6. Law is a business. It's the business of using the fact that you have to go to law school to get a magic union card in order to represent dumb- Americans out of their self-caused problems. It's a career based, in large part, on conflict.
You want to know how you can pick out the future lawyers among kids? Go to a 5th grad class room and find the know-it-all kid who rolls his/her eyes when some other kid is struggling to read aloud. That's the future lawyer. The can't-read kid is the future client.
Of course, if you don't want to swim in the liquid feces of the ignorant proletariat's divorces, car injuries, bankruptcies, will disputes, criminal acts, and so on, then you can always work for soul-sucking corporations, in which case your job may be arguing why some c-cks-king CEO at some corporation that employs 12 year olds in Indonesia to hand-shovel lead and mercury drippings off of barges into ocean currents should not be criminally indicted for knowingly selling lethally defective products to apathetic citizens of the empire.

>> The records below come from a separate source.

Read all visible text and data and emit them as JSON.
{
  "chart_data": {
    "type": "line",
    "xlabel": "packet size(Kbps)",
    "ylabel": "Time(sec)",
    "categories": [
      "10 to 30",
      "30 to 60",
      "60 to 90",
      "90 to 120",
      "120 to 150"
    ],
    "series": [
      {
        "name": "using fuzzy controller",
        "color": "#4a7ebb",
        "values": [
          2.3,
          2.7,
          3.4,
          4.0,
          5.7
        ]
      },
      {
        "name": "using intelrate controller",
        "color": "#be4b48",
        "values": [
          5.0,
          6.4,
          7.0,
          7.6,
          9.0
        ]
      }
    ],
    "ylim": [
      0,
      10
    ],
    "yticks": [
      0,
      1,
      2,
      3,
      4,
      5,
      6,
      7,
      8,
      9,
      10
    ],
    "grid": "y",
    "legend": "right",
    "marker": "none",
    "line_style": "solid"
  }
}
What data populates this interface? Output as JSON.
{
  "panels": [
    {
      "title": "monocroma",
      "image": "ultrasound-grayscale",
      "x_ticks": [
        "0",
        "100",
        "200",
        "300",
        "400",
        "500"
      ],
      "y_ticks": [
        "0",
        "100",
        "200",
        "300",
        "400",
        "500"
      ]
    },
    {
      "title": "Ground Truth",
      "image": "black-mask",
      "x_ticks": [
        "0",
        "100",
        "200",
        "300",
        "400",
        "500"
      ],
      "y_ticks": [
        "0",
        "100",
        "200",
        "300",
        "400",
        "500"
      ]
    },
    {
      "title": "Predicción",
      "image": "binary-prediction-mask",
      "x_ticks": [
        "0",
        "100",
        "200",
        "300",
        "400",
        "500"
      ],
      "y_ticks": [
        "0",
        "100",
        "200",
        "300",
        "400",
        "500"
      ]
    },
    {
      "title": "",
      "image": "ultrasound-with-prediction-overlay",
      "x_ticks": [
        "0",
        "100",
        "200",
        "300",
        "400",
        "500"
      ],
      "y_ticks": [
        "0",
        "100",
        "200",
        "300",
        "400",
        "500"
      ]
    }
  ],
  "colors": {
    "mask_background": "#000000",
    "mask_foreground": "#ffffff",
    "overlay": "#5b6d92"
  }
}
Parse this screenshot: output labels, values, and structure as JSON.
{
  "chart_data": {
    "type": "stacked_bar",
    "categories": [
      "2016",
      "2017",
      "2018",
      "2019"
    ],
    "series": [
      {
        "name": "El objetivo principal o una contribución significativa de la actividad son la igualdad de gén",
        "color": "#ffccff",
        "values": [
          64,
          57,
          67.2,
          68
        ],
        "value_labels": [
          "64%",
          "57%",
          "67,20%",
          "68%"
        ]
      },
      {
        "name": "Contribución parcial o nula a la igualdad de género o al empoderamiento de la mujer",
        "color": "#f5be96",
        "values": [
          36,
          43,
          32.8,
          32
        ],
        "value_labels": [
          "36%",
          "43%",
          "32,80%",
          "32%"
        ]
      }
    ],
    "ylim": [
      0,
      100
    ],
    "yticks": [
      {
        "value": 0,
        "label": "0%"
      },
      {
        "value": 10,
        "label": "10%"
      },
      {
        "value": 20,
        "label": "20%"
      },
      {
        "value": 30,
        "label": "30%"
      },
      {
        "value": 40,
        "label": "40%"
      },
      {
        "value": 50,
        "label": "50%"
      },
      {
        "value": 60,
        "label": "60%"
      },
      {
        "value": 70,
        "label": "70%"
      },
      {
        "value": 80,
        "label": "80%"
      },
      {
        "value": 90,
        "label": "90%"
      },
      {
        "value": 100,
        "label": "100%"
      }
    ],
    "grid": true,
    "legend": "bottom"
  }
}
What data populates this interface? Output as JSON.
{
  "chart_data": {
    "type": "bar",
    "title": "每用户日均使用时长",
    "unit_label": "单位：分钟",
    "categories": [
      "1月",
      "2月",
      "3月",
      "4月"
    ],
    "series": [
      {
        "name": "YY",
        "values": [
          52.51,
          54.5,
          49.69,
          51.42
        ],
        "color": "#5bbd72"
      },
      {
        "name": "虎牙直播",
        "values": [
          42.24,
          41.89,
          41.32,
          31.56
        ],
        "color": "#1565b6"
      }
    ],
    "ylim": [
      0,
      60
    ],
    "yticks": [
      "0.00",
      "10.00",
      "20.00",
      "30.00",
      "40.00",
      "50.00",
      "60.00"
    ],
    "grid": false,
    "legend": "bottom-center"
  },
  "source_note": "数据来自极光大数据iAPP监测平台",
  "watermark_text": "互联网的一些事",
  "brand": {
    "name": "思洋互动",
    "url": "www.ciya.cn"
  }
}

Hey, and if you just suck at law, then you can always try to get a job as a public defender.
Sure you should go. Remember what Shakespeare said: "first, kill all the lawyers." It was true then, it's true now.
But I'll help you out, and teach you the most important thing I learned in law school, which I taught myself, right here, right now - the Constitution is an illusion. You have no rights. What you have is the illusion of rights, and, when the next "terror" attack comes, or the one after that, your "Constitutional rights" will be thrown aside as easily as the document itself would be.
Law is a racket. It pays well, and regarding the "economy" and all that hoo-haa, remember that, even if unemployment is at 30%, all you've got to do is be in the top 70% to have a job.
Took fewer than 15 years to get to that level of cynicism.